Di mata KPAI, audisi yang diselenggarakan PB Djarum sarat akan promosi produk tembakau yang tersirat dari warna hingga tulisan yang tertera di kaus peserta audisi. Dalam pertemuan antara PB Djarum, Kementerian Pemuda dan Olahraga, PP PBSI, serta Komisi Perlindungan Anak Indonesia (KPAI) di kantor Kemenpora di Jakarta, Kamis (12/9/2019), PB Djarum sepakat mengubah nama kegiatan.
Nama Audisi Umum Beasiswa PB Djarum 2019 diganti menjadi Audisi Umum Beasiswa Bulu Tangkis, tanpa menggunakan logo, merek, dan brand image Djarum.
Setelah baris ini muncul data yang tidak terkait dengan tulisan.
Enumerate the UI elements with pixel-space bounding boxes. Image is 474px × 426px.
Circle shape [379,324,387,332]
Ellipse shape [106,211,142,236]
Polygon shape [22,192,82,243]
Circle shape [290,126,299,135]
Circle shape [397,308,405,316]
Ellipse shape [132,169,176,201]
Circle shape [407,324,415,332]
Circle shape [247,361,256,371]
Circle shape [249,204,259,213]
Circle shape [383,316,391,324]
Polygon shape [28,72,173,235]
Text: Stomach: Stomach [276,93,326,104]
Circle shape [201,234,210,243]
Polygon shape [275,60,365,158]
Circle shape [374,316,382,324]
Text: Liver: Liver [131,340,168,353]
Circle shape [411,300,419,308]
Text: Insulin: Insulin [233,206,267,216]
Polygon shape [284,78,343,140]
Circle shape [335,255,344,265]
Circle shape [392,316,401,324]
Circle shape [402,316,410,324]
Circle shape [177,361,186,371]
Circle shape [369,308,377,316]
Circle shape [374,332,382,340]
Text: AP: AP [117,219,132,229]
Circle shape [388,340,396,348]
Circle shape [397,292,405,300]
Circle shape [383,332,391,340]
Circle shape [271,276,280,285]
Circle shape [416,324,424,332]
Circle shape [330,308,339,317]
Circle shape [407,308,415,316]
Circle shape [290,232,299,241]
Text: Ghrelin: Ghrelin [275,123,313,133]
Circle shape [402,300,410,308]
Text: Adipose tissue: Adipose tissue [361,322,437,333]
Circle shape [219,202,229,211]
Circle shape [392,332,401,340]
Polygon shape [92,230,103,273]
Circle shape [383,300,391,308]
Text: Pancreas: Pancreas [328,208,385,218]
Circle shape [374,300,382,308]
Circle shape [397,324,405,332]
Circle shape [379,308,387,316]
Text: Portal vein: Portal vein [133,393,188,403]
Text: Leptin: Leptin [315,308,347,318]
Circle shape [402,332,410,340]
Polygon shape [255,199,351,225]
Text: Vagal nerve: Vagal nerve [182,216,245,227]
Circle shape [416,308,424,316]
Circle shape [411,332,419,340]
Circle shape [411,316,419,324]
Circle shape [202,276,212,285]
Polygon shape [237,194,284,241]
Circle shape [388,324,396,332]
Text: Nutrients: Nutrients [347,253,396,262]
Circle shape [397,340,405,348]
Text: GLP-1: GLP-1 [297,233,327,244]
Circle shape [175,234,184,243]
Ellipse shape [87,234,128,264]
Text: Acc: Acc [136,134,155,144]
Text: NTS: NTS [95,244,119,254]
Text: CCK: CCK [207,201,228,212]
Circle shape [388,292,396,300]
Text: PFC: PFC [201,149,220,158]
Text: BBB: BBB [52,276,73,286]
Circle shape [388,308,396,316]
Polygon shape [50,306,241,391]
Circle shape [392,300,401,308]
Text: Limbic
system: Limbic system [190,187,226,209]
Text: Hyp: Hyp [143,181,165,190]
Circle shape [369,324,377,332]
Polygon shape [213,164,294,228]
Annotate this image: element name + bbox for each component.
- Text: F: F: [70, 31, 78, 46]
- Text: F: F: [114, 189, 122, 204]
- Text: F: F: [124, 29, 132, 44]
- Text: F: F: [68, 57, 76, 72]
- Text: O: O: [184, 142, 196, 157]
Sementara KPAI setuju untuk mencabut surat tanggal 29 Juli 2019 tentang permintaan pemberhentian audisi Djarum.
Audisi 2019 yang menyisakan penyelenggaraan di tiga kota tetap bergulir. Namun, untuk audisi 2020 dan selanjutnya, PB Djarum belum memutuskan apakah tahun depan akan melanjutkan audisi atau mengubah format perekrutan atlet-atlet muda.
Baca juga: Djarum Hentikan Program Audisi Bulu Tangkis Mulai 2020
Sebelumnya, PB Djarum memutuskan menghentikan audisi yang diumumkan pada Sabtu, 7 September 2019. Berhentinya kegiatan audisi beasiswa ini tidak membuat PB Djarum lantas membekukan sekolah bulu tangkis di bawah binaan mereka. Hanya saja, sudah hampir dipastikan tidak akan ada lagi audisi-audisi di daerah untuk mencari para calon penerus pebulu tangkis Indonesia.
Reaksi
Reaksi kekecewaan diungkapkan warganet di media sosial atas tindakan KPAI yang menuding PB Djarum. Bahkan, sudah muncul petisi daring di laman Change.org sebagai bentuk penolakan dan sudah ditandatangi lebih dari 15.000 partisipan hingga 11 September 2019 pagi hari. Dalam mengajukan tudingannya, KPAI didukung oleh Yayasan Lembaga Konsumen Indonesia (YLKI) dan Yayasan Lentera Anak.
Kendati dalam RAPBN 2019 Kemenpora mendapat alokasi dana Rp 1,95 triliun, pembinaan talenta muda sejak dini tetap dirasa sulit karena dana tersebut lebih diutamakan untuk program-program prioritas, seperti persiapan SEA Games atau Olimpiade.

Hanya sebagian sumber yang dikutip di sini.